Семен протянул ей пачку денег и, пока длился пересчет, с удовольствием угостился вместе с водителем ценнейшим продуктом дикой природы, способным излечивать от многих болезней.
— Мы вчера решили, — закончив считать деньги, сказала тетя, — вот эту банку от нас передашь в подарок. Жалко ребятишечек, пускай едят на здоровье, мед от всего помогает. А это, — добавила шепотом, — домой гостинчик, — и сунула в руку Семена банку поменьше.

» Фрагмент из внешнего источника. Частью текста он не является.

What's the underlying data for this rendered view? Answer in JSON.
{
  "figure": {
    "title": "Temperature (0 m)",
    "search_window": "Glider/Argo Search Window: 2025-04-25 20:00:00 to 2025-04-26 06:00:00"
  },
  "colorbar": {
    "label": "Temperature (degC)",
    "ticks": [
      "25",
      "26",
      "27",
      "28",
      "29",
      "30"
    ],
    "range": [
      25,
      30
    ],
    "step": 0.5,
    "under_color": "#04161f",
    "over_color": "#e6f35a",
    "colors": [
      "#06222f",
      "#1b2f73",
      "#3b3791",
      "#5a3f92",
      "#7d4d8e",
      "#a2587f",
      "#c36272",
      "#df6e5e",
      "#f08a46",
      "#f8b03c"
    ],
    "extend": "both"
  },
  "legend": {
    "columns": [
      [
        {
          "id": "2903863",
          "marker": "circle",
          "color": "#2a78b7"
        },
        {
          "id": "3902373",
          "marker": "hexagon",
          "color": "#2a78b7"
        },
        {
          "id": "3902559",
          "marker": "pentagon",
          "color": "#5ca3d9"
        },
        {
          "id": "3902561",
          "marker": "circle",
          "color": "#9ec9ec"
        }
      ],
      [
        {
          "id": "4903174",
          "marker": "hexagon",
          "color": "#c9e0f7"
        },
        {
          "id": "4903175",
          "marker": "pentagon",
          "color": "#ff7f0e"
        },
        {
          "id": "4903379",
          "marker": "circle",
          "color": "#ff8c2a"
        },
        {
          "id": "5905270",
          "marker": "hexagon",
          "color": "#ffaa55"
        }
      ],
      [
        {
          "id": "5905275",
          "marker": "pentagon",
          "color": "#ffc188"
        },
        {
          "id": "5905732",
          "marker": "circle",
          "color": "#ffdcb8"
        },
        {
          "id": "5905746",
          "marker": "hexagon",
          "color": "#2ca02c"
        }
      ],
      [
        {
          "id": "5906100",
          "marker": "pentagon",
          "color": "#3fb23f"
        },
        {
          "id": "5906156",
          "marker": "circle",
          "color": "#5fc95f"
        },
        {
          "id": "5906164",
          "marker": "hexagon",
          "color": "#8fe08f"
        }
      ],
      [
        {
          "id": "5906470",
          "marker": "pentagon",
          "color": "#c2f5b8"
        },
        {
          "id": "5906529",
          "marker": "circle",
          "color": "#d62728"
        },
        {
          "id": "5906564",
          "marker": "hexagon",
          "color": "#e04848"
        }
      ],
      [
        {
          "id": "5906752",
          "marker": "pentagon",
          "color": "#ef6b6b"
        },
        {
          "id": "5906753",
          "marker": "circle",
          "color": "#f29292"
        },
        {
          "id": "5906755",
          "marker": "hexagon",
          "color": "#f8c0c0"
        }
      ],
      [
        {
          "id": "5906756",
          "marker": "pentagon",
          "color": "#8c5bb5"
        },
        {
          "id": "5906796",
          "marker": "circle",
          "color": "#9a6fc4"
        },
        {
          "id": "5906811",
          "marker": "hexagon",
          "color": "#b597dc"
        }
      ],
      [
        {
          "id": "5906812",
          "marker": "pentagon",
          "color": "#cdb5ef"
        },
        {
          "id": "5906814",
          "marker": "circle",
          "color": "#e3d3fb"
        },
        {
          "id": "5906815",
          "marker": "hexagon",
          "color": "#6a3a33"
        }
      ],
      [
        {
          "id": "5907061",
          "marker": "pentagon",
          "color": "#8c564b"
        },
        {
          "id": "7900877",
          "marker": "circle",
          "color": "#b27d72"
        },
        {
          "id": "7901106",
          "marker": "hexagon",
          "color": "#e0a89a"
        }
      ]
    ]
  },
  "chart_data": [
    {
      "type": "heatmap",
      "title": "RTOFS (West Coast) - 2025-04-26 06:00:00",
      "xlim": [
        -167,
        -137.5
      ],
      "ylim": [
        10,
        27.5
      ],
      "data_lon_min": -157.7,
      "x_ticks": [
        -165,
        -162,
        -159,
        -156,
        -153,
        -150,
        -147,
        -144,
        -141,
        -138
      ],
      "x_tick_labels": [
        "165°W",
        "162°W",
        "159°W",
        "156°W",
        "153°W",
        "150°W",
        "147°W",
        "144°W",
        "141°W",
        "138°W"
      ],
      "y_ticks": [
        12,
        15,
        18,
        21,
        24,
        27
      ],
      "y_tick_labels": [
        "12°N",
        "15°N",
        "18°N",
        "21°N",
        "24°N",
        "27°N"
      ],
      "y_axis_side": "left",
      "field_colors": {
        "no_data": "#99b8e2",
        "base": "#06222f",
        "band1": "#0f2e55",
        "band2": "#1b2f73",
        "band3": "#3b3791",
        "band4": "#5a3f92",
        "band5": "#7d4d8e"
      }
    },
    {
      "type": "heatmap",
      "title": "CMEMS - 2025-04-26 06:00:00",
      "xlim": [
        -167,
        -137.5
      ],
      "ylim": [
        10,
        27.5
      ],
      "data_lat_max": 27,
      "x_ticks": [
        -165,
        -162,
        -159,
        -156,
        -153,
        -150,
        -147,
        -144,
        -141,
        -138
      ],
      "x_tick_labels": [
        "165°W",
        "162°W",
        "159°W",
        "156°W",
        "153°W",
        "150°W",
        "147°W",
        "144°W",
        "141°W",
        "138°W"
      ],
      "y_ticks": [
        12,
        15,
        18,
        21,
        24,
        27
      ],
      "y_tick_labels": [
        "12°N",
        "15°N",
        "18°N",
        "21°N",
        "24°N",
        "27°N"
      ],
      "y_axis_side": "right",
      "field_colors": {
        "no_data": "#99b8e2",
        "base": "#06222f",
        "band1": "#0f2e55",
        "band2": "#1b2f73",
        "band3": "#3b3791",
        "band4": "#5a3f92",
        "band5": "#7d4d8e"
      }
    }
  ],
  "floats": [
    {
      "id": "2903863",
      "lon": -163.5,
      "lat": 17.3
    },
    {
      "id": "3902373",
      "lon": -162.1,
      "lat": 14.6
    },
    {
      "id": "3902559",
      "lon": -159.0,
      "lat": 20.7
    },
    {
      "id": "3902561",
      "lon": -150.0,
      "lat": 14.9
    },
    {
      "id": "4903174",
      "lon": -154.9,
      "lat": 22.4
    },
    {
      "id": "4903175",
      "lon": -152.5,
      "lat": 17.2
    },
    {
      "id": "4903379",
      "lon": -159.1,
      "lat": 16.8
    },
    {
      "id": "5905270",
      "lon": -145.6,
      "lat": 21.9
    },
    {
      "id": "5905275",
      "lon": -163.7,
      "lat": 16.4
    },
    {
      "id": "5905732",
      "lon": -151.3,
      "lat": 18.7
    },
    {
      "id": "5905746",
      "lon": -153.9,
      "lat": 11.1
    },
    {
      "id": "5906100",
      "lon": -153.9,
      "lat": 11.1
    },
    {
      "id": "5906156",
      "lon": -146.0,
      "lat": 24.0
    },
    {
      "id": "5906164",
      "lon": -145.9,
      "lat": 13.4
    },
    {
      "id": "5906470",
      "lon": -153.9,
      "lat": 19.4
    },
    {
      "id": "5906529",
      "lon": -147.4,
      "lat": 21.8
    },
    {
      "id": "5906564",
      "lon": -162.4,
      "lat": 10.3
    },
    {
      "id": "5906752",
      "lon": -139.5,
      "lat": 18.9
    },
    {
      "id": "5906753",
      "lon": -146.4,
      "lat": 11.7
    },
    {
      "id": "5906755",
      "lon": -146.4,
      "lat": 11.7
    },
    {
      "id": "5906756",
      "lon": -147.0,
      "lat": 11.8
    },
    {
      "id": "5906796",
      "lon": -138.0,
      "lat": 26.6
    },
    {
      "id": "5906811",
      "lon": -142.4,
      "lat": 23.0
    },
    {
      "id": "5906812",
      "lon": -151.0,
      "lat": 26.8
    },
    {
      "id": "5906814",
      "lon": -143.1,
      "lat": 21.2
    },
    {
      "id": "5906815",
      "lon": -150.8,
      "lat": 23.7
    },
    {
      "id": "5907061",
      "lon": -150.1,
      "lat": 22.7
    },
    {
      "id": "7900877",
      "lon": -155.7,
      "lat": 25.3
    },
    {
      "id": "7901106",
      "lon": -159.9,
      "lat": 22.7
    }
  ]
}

— Спасибо! — у Семена запершило в горле…
На турбазу приехали незадолго до ужина, так что мед стал великолепным десертом для всей делегации, весьма обрадованной неожиданному подарку. Новая встреча была недолгой, так как все спешили на берег, и вскоре Семену, наконец, удалось погрузиться в священные воды Байкала. Он с упоением плавал и одновременно пил чистейшую воду, не опасаясь заболеть, разглядывал дно, камни и даже рыбешек на глубине, безбоязненно открывал глаза под водой, зная, что зрение от этого станет только лучше. Вода в заливе была достаточно теплой, поэтому купался долго, с неохотой выйдя на берег, когда сил уже не оставалось, а кожа стала «гусиной».
Закат малинового цвета чарующей полосой стелился по воде, создавая картину волшебной дороги, ведущей далеко за горизонт и рождая желание устремиться по ней прямо в бескрайнее небо. Байкал с тихим шумом накатывал на прибрежную полосу и откатывался назад, переворачивая и перемещая крупинки песка и легкие ракушки, создавая с каждым разом на берегу новый рисунок с блестящим малиновым отливом.
Дети далекого Полесья вместе с Ириной Ивановной босиком носились по песку и шлепали по воде величайшего на Земле озера, а у костра Глин с Жанной из еще более далекой Голландии задумчиво слушали красивую белорусскую песню.
И этот закат, и блестящие рисунки на песчаном берегу, и веселящиеся дети со своими наставниками вызывали у Семена неведомое ранее ощущение великой гармонии мироздания и любви ко всему сущему.